Worcestershire Acute Hospitals NHS Trust is participating in national studies on potential treatments and improving knowledge of the virus.

So far, over 600 patients with suspected or confirmed coronavirus in the county have taken part in these trials.

Today on International Nurses Day the trust remembered Jodon Gait and Julie Omar, who died of Covid-19.

The trust says trial data is being reviewed regularly so that any effective treatment can be identified quickly and made available to all patients. New, promising drugs can quickly be added into the trial.

Emma Rowan, research operations lead at the trust said: “The government has been clear that it is research that offers us hope to end the pandemic and it has been critical to their response.

“We are a crucial part of this nationally coordinated effort and are currently prioritising Covid-19 research to create the capacity to support as many of these important trials as possible.

“I would like to thank our research and frontline colleagues across the Trust for their enthusiasm and hard work in setting up and recruiting patients into studies, many of whom are working differently and going above and beyond, as well as the hundreds of patients who have already taken part in Covid-19 studies across the Trust.”

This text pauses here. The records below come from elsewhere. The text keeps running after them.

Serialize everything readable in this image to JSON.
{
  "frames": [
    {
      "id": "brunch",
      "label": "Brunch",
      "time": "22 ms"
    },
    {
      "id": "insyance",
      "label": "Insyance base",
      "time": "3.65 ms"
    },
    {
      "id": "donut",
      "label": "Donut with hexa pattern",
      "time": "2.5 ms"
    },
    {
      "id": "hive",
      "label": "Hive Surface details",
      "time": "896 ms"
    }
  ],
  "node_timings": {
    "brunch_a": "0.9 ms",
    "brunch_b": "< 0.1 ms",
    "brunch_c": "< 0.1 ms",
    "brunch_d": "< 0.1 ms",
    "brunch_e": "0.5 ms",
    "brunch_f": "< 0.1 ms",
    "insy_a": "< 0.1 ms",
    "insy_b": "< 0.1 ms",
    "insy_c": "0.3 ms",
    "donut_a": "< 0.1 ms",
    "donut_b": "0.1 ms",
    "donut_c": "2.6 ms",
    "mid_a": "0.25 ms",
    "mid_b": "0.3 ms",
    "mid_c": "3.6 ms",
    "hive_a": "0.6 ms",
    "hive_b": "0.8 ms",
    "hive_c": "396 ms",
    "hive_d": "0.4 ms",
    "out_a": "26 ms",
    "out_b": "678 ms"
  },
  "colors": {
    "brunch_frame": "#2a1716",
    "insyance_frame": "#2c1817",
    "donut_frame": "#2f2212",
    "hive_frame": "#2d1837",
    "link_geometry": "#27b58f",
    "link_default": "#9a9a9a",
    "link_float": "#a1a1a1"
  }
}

NHS chief executive Sir Simon Stevens thanked nurses earlier, for all they have done during the greatest global health emergency in NHS history.

Sir Simon also called on universities to increase the number of nursing course places.

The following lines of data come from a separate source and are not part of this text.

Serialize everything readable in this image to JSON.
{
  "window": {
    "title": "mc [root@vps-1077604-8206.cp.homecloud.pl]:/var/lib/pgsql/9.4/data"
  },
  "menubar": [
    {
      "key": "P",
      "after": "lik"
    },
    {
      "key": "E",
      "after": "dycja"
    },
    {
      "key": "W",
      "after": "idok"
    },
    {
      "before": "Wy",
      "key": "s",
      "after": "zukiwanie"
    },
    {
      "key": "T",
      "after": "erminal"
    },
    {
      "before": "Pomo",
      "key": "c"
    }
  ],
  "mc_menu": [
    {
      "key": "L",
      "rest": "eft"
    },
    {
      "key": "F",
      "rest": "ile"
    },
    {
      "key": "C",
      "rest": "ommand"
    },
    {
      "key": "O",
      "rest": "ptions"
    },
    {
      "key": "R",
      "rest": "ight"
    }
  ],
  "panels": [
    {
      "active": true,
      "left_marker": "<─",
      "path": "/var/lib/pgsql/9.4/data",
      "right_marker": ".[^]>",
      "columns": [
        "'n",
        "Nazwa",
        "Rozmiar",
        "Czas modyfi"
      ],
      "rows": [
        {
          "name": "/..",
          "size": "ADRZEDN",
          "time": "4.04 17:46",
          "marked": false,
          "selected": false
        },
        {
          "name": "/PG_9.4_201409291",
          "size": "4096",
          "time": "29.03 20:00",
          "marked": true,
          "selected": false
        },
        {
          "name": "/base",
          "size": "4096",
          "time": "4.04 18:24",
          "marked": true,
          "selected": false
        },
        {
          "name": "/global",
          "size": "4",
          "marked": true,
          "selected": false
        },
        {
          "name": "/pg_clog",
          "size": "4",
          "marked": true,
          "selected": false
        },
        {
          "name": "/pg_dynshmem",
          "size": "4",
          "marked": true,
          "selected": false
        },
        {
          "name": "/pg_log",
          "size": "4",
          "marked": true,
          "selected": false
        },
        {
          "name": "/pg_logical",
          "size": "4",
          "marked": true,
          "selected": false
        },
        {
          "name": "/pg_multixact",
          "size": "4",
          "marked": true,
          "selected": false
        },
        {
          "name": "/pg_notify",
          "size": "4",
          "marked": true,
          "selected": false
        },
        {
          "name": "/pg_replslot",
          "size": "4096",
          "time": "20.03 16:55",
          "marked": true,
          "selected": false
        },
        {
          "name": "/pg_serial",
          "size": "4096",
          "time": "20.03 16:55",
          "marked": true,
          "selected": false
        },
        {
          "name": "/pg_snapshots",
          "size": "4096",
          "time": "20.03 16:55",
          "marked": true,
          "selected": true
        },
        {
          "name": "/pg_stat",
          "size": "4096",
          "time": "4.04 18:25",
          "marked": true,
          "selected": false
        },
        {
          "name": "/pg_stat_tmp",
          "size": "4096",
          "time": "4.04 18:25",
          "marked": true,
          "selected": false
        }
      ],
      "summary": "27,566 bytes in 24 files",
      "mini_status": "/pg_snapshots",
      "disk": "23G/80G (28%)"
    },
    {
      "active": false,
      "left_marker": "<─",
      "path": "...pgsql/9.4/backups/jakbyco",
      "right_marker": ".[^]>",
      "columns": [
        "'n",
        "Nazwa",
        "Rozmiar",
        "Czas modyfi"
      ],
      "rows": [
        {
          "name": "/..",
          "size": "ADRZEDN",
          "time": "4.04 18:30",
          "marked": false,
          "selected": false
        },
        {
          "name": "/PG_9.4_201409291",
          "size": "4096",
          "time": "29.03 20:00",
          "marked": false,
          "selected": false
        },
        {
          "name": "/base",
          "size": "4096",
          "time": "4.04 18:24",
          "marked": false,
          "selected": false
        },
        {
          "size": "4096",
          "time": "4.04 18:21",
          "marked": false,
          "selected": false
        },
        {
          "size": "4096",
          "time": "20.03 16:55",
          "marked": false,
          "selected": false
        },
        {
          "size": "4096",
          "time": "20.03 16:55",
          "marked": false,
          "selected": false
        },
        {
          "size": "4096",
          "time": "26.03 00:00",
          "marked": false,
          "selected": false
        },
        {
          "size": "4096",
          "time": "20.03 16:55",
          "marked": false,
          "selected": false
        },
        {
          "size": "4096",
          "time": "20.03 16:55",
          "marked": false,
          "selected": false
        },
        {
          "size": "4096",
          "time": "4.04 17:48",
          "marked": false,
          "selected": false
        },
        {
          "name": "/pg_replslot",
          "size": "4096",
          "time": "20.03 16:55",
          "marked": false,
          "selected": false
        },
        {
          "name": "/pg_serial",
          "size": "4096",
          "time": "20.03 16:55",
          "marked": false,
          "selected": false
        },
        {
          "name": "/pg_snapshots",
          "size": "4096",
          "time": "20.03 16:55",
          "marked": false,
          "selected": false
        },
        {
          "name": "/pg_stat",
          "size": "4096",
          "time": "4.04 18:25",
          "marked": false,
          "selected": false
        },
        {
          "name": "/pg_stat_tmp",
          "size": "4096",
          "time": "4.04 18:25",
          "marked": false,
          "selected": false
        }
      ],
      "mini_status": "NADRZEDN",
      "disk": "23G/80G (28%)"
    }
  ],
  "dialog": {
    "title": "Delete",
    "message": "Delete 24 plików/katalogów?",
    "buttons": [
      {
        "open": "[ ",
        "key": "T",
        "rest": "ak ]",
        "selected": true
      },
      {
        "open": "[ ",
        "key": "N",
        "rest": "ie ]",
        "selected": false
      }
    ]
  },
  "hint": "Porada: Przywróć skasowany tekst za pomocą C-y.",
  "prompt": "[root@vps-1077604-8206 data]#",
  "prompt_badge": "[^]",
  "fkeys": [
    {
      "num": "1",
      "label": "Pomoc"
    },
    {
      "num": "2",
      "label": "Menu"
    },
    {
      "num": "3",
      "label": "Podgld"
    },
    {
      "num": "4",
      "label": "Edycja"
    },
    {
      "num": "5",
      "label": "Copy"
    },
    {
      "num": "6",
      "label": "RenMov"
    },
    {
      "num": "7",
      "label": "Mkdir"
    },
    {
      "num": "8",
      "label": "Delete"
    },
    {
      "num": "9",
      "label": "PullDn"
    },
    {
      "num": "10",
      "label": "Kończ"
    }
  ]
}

The NHS Health Careers website has seen a 220 per cent rise in people expressing an interest in becoming a nurse, since the pandemic began.

Sir Simon said: “On International Nurses Day the whole country will want to come together to thank nurses who are working so hard to save and rebuild lives in the face of the coronavirus pandemic.

“The biggest global health emergency in a century has put a huge spotlight on the crucial role of nurses not just in the NHS but also in social care.

“We have seen three generations of nurses pitching in to help, not just our current fantastic staff but also retired nurses coming back and student nurses beginning their careers early.

“And looking out across the years ahead we know we are going to need many more nurses.

“So this is an opportunity not just to thank our current nurses but also to invite bright and brilliant and committed people across the country to consider nursing as a career.”